Lecture-7 (Managing Employee Motivating and
Performance)
Definition of motivation
Motivation is the force that drives individuals to behave in certain ways. It can be defined as the processes
that account for an individual’s direction, intensity, and persistence of effort toward attaining a goal.
Two-factor theory
The Two-Factor Theory, also known as Herzberg's Motivation-Hygiene Theory, proposes that there are
two distinct sets of factors that influence employee satisfaction and dissatisfaction in the workplace:
● Motivation Factors (Motivators): Job factors contribute to satisfaction and increased motivation.
Their absence creates a neutral state. Examples of motivators include:
○ Achievement
○ Recognition
○ Responsibility
● Hygiene Factors (Hygiene): Hygiene factors are external job factors that prevent dissatisfaction but
don't necessarily lead to satisfaction. Examples include work environment factors.
○ Supervision
○ Working conditions
○ Interpersonal relationships
The Two-Factor Theory suggests that organizations should focus on addressing hygiene factors to prevent
dissatisfaction and providing motivators to enhance satisfaction and encourage high employee
performance. While influential in shaping management practices, it has faced criticism for its
methodology and limited generalizability.
Expectancy theory
Expectancy theory, or VIE theory, is a process theory of motivation that suggests that individuals are
more likely to be motivated and exert effort when they believe their effort will lead to good performance,
that good performance will lead to desired rewards, and that the rewards will fulfill their personal goals.
The theory is named after the three components of the motivational process:
1. Valence refers to the value individuals place on the rewards they are offered. Rewards can be
extrinsic (e.g., pay, benefits, promotion) or intrinsic (e.g., a sense of accomplishment, or
increased responsibility).
2. Instrumentality refers to an individual's belief that their performance will lead to desired
rewards.
3. Expectancy refers to an individual's belief that their effort will lead to the desired level of
performance.
The content of "Organizational Behavior (2023, Pearson).pdf" and "Management 2016.pdf" reference and
support these statements in the multiple sections on motivation, rewards, and compensation.
Equity theory
developed by John Stacy Adams, proposes that individuals strive for fair treatment in their relationships.
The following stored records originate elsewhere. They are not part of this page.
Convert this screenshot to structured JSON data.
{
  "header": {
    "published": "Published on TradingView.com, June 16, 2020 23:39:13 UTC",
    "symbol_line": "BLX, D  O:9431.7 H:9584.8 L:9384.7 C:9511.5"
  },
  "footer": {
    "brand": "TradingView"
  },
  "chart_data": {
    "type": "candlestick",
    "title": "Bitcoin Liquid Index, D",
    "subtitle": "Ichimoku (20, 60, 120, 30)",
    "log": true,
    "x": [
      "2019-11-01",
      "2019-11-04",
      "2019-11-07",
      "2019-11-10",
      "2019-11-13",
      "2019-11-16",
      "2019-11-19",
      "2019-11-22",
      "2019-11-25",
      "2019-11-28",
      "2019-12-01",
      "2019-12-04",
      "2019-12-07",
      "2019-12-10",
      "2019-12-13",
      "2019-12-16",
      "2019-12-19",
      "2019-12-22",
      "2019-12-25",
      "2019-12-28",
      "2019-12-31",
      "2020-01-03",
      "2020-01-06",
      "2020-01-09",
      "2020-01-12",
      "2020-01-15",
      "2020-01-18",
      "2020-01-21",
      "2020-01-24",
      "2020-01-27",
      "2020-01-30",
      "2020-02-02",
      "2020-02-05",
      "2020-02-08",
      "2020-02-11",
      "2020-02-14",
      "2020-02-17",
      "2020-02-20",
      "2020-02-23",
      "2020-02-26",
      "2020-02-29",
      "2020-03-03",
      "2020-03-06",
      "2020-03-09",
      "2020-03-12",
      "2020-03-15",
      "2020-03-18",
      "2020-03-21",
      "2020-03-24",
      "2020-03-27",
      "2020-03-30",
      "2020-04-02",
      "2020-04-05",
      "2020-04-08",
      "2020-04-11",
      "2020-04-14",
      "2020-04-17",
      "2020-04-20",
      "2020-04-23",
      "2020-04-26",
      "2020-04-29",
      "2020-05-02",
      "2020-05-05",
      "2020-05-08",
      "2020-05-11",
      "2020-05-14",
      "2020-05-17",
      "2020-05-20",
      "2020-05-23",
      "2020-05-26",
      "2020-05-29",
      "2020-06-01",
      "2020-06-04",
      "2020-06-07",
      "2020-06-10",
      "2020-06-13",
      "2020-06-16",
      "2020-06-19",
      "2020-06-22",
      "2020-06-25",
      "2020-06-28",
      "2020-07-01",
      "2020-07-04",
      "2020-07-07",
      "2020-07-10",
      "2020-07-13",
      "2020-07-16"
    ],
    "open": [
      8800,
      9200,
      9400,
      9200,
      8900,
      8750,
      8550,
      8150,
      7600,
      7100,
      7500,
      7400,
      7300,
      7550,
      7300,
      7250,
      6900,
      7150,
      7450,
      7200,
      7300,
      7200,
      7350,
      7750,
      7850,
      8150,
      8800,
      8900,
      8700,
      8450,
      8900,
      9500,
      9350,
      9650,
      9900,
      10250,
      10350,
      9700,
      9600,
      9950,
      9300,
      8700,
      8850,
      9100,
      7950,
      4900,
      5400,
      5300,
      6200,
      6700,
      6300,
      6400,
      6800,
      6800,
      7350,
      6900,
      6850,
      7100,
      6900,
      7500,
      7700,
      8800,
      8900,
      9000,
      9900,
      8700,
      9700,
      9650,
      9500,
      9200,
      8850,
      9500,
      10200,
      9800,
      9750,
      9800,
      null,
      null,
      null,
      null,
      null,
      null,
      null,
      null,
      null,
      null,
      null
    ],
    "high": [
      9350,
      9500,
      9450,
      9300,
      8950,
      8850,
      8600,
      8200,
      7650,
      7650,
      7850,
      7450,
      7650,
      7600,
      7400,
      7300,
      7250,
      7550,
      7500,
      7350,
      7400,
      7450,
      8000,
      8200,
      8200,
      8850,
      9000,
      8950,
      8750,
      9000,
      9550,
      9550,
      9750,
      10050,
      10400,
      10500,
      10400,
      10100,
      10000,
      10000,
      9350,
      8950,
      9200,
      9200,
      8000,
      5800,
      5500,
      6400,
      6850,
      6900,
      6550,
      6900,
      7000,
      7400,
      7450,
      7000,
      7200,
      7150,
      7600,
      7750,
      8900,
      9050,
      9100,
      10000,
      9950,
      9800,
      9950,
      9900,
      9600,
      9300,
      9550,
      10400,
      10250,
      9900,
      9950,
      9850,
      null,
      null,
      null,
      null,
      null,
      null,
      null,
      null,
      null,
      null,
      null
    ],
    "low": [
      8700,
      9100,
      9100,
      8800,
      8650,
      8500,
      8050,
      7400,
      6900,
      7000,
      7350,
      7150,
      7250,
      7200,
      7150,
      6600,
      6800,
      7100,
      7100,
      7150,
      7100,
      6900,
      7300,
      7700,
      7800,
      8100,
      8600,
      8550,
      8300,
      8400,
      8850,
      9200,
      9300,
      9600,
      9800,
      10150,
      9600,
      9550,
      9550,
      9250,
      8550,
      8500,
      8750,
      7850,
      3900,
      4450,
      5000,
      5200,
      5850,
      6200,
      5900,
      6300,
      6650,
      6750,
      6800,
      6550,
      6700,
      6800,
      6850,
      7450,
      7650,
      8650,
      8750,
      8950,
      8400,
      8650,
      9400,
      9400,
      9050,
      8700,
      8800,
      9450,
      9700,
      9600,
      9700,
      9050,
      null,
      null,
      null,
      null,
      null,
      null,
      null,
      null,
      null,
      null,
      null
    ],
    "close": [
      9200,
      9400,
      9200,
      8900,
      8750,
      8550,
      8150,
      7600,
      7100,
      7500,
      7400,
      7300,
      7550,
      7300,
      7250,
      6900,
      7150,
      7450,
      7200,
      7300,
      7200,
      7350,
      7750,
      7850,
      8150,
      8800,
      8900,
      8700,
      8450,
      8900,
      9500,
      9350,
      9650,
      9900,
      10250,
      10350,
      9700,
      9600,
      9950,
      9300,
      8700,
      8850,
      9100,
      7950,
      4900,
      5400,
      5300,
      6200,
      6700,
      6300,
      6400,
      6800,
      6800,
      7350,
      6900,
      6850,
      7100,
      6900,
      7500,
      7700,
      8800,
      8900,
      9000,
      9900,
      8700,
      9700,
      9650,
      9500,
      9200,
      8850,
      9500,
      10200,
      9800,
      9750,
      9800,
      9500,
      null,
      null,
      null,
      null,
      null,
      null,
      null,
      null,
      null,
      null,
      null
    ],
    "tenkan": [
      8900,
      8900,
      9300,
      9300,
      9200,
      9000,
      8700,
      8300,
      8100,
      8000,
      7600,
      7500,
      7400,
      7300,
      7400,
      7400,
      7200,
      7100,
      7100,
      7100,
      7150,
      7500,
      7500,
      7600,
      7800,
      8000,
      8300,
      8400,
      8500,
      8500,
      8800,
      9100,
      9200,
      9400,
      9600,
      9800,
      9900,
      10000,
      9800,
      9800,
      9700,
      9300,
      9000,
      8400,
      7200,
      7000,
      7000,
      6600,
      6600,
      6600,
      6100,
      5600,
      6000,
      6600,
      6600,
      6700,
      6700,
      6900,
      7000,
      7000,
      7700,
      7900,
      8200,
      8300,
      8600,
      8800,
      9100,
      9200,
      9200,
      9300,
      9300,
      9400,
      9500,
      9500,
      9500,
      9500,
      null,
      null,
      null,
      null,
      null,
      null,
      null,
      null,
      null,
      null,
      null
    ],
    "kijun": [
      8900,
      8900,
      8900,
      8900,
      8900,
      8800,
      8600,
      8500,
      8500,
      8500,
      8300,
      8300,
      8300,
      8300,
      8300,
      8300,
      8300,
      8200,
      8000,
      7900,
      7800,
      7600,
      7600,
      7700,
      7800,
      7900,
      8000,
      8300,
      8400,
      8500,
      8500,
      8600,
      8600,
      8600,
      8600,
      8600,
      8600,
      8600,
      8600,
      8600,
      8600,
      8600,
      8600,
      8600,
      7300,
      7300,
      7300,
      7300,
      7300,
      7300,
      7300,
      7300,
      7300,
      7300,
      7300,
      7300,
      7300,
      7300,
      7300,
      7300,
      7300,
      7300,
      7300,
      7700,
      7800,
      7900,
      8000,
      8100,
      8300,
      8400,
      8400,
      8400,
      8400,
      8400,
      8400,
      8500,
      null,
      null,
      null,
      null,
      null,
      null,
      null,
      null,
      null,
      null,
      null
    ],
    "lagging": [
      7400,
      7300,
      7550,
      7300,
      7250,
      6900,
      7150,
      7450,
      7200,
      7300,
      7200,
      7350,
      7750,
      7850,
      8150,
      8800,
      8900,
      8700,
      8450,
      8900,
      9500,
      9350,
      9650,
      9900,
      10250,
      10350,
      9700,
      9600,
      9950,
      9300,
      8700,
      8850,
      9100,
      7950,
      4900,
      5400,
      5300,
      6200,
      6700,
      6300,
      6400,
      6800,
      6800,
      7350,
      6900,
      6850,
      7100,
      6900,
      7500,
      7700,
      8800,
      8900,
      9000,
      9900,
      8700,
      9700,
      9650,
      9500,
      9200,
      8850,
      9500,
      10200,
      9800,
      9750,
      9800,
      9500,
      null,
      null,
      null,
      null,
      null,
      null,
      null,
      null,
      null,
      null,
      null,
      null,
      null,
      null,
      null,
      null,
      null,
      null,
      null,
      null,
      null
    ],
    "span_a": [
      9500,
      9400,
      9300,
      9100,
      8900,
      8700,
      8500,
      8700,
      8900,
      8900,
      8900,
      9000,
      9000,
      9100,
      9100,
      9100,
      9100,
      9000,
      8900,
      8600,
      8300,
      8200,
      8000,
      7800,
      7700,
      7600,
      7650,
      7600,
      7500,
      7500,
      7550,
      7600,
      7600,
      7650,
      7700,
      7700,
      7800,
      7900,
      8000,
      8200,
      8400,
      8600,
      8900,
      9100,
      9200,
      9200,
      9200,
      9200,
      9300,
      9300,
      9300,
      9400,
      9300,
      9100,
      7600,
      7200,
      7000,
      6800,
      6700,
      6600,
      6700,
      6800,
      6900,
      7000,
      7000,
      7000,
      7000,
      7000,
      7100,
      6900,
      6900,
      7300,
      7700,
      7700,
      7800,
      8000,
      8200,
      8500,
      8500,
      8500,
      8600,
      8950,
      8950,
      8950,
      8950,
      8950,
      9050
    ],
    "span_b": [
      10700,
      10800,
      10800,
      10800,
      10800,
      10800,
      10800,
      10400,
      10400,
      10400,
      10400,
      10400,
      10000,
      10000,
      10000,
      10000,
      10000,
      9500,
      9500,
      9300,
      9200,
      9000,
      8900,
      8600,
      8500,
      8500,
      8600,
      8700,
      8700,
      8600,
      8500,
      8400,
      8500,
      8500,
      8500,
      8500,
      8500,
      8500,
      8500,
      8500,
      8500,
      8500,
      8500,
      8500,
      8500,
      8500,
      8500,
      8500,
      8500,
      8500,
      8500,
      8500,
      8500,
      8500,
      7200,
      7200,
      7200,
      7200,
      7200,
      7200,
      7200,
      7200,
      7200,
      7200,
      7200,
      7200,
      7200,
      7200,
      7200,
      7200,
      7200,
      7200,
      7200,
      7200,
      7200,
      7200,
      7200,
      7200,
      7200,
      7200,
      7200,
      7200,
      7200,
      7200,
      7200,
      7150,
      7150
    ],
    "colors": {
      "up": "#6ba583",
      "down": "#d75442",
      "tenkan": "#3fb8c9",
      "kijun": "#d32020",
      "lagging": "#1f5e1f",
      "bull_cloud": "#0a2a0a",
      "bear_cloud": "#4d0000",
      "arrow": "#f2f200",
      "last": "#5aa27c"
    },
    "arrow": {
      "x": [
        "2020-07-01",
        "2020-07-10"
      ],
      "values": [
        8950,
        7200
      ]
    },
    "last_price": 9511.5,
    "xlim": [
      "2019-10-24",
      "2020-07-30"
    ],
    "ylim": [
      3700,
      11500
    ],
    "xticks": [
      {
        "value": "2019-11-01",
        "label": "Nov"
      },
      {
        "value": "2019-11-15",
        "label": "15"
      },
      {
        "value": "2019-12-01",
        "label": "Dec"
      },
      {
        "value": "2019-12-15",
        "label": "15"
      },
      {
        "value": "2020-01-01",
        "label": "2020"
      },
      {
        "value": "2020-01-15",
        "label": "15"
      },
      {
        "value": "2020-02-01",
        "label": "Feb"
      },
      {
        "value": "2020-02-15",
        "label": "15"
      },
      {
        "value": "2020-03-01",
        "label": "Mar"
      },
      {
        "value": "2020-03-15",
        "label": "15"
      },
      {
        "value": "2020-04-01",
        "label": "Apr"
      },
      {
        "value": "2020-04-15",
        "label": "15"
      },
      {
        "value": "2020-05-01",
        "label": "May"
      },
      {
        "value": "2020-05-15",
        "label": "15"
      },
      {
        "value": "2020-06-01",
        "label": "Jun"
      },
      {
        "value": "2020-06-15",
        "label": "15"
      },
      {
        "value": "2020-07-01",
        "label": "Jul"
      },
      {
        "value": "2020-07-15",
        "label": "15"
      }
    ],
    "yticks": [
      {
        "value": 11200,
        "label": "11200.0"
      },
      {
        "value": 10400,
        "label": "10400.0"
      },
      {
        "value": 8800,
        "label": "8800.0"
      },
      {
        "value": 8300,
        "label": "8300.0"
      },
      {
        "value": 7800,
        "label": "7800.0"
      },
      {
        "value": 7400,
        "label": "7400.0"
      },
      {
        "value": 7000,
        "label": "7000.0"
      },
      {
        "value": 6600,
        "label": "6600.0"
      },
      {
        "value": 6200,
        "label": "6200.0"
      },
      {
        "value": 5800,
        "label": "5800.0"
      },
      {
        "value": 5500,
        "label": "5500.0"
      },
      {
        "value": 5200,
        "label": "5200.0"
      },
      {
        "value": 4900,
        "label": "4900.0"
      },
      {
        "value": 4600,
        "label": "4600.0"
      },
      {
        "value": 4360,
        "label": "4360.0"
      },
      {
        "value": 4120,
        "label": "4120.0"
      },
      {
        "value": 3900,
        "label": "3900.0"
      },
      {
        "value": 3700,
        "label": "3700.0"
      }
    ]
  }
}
Individuals make social comparisons between their rewards and contributions. When they perceive an
imbalance, they experience inequity. This inequity motivates them to act to restore fairness.
● Merit-based pay plan: A merit-based pay plan pays for individual performance based on
performance appraisal ratings. If designed correctly, merit-based plans let individuals perceive a
strong relationship between their performance and their rewards.
● Bonus: A bonus is a one-time reward, not an increase in base salary. It is a pay plan that rewards
employees for recent performance rather than historical performance.
● Profit-sharing plan: A profit-sharing plan distributes compensation based on some established
formula designed around a company's profitability. Compensation can be direct cash outlays or
allocations of stock options.
●
● Employee stock ownership plan (ESOP): An ESOP is a company-established benefit plan in
which employees acquire stock, often at below-market prices, as part of their benefits. Employees
can sell the stock once they leave the company.
● Employee recognition program: An employee recognition program is a plan to encourage
specific behaviors by formally appreciating specific employee contributions. They can be a
powerful motivator for employees and are also relatively inexpensive.